Plan out your port stops
Since you’ll likely have some free time at sea, use some of this to plan out what you want to do once you stop in port. You may only get 8-10 hours or so in any given port city, and let me be the first to tell you that this will never be enough. So, in order to make the most of your time, have an idea of what there is to do and see in each place. Book shore excursions ahead of time on the ship to ensure that things run smoothly. Yes, these can get pricey. But come on, you’re already on a cruise.
Things to know before you go on an Alaskan cruise
Get a passport. After booking your cruise (or even before, to be safe), apply for a passport if you don’t already have one.

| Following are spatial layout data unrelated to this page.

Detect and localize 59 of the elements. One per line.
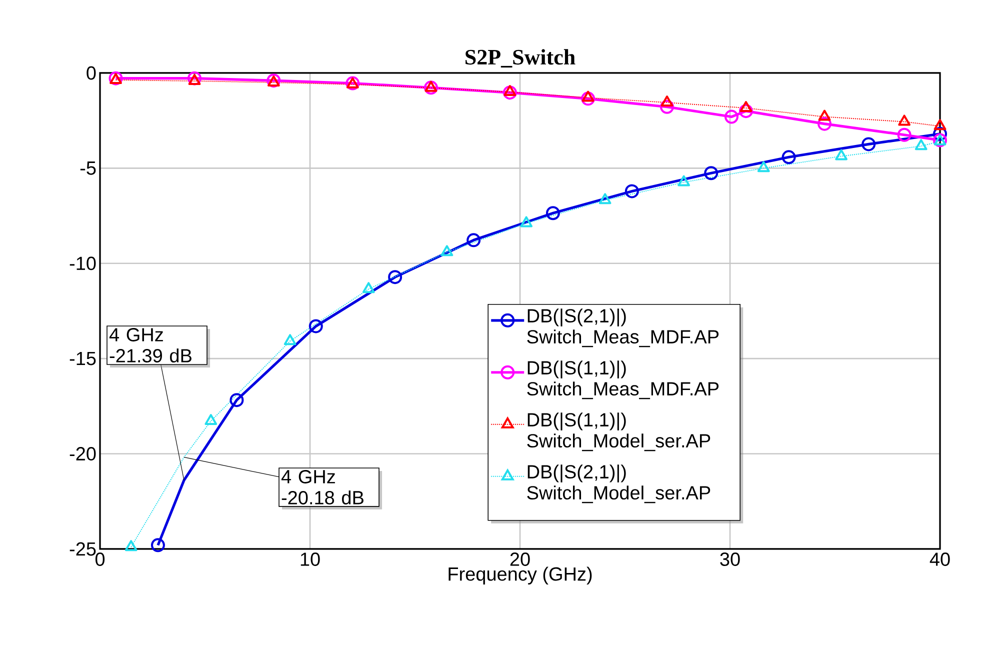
point <box>835 149 848 160</box>
x-tick-label: 10 <box>300 552 320 566</box>
point <box>897 128 912 142</box>
point <box>520 216 533 228</box>
point <box>150 538 165 552</box>
point <box>914 139 928 150</box>
x-tick-label: 40 <box>930 552 950 566</box>
point <box>660 95 674 106</box>
point <box>757 161 770 172</box>
y-tick-label: -20 <box>70 447 96 461</box>
annotation: 4 GHz -20.18 dB <box>281 470 364 504</box>
point <box>704 166 718 180</box>
point <box>581 92 596 106</box>
point <box>933 126 948 141</box>
point <box>124 540 138 552</box>
point <box>818 116 832 131</box>
legend-label: DB(|S(1,1)|) Switch_Model_ser.AP <box>527 412 710 452</box>
legend-label: DB(|S(2,1)|) Switch_Model_ser.AP <box>527 464 710 504</box>
point <box>724 110 738 124</box>
point <box>502 86 517 100</box>
point <box>188 71 202 86</box>
point <box>740 101 752 112</box>
point <box>424 80 438 95</box>
point <box>862 137 876 152</box>
point <box>598 193 612 204</box>
point <box>362 282 375 294</box>
y-tick-label: -15 <box>70 352 96 366</box>
point <box>738 104 753 118</box>
point <box>818 110 831 121</box>
annotation: 4 GHz -21.39 dB <box>109 328 192 362</box>
x-tick-label: 0 <box>95 552 105 566</box>
point <box>624 184 639 198</box>
point <box>934 119 946 130</box>
point <box>440 245 454 256</box>
point <box>424 80 438 92</box>
point <box>546 206 560 220</box>
chart-title: S2P_Switch <box>466 49 576 68</box>
point <box>388 270 402 284</box>
point <box>188 74 201 85</box>
y-tick-label: 0 <box>86 66 96 80</box>
point <box>782 150 796 164</box>
point <box>504 85 516 96</box>
point <box>678 175 690 186</box>
point <box>898 114 911 126</box>
point <box>204 414 218 426</box>
legend-label: DB(|S(1,1)|) Switch_Meas_MDF.AP <box>527 360 719 400</box>
point <box>230 393 244 408</box>
y-tick-label: -10 <box>70 256 96 270</box>
y-tick-label: -25 <box>70 542 96 556</box>
x-axis-title: Frequency (GHz) <box>448 566 592 584</box>
x-tick-label: 30 <box>720 552 740 566</box>
point <box>466 233 481 248</box>
point <box>284 334 296 346</box>
point <box>582 90 594 102</box>
x-tick-label: 20 <box>510 552 530 566</box>
point <box>308 319 323 334</box>
y-tick-label: -5 <box>80 162 96 175</box>
legend-label: DB(|S(2,1)|) Switch_Meas_MDF.AP <box>527 308 719 348</box>
point <box>660 100 674 114</box>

Most cruise ships require passports for all passengers these days, especially if you’ll be stopping in any foreign ports. Don’t wait until the last minute, or you may watch your ship sailing away without you on it.
Pack accordingly. Thanks to chilly temperatures and those pesky little things called icebergs, ships don’t sail up to Alaska in the fall, winter, or even spring months. Cruises up the Inside Passage kick off sometime in May, and generally run through the end of September, depending on the cruise line. But just because you’re sailing in the summer doesn’t mean you should pack shorts and your bikini. Summer temperatures in Alaska can vary – from 40 degrees on a wet and windy day to 75 degrees on a clear and sunny day. I experienced both, and was very thankful for my hat and heavy coat on that wet and windy day sailing through Tracy Arm Fjord, and likewise thankful for my sunscreen in warm, sunny Juneau. My advice? Pack lots of layers. That way, you’re prepared for any type of weather. And go ahead – pack the swimsuit, too; the pools are heated, after all.

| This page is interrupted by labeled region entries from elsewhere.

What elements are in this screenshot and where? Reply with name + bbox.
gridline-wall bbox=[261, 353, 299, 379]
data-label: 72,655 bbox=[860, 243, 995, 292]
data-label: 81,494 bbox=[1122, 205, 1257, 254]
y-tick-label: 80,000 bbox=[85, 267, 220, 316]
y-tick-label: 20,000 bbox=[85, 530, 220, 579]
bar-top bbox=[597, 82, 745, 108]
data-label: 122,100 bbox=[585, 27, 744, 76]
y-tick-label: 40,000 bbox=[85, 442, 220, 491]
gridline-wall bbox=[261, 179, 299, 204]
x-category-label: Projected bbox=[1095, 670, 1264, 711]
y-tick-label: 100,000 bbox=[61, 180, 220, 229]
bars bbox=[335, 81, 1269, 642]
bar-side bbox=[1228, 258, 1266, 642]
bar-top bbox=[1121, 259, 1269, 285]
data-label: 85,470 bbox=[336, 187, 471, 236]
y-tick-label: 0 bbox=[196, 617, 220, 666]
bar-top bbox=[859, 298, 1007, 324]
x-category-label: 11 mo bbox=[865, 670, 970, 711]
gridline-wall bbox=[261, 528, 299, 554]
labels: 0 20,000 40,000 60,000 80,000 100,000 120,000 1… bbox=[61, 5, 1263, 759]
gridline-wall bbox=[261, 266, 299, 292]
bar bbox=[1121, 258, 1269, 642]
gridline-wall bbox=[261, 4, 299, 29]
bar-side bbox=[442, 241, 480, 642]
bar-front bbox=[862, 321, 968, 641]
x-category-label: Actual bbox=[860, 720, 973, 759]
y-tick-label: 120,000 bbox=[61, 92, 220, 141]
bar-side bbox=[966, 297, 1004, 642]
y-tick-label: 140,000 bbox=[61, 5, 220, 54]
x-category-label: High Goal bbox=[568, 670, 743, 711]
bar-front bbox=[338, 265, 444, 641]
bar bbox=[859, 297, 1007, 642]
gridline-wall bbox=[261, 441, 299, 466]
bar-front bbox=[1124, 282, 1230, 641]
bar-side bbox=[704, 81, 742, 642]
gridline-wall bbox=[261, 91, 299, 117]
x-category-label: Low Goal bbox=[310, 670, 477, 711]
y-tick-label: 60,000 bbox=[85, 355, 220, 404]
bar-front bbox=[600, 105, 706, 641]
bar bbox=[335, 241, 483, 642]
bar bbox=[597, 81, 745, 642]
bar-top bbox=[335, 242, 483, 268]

Get formal. While on the subject of packing, be sure to find out how many “formal” dinner nights you’ll have on your cruise. Usually most large ships will have at least one, maybe two. (Royal Caribbean had two. But Norwegian, with its “freestyle cruising,” very rarely has any.) If you do end up with a formal dinner on your itinerary, take the opportunity to get all gussied up before eating a tasty meal. You’ll probably even get your photo taken with the captain.
Don't get seasick. If you’re prone to seasickness, definitely plan ahead to pack some Dramamine, Bonine, Sea Bands, or whatever else it is that you use to combat motion sickness. Sailing along the outside of Vancouver Island on the open Pacific can get rough, sending you stumbling about the ship like a drunkard (or maybe that’s the alcohol?). Just pop a Dramamine (I go for the “less drowsy” kind) in the morning to ward off any potential risk of queasiness. The worst thing is to be sick on your vacation.
Bring the walking shoes. Lastly, if you’re planning to really explore the ports you stop in (which I’d definitely recommend), pack at least one good pair of walking shoes. In Alaska especially, there are endless opportunities for walking and hiking. Take advantage, but take care of your feet, too.
And, most importantly, go into your cruise with an open mind and the expectation that you’re going to have a great time. A vacation (of any sort) should be fun, after all! Let loose, get crazy, and make sure you have plenty of photos and stories to share when you get home.
Have you ever been on an Alaskan cruise?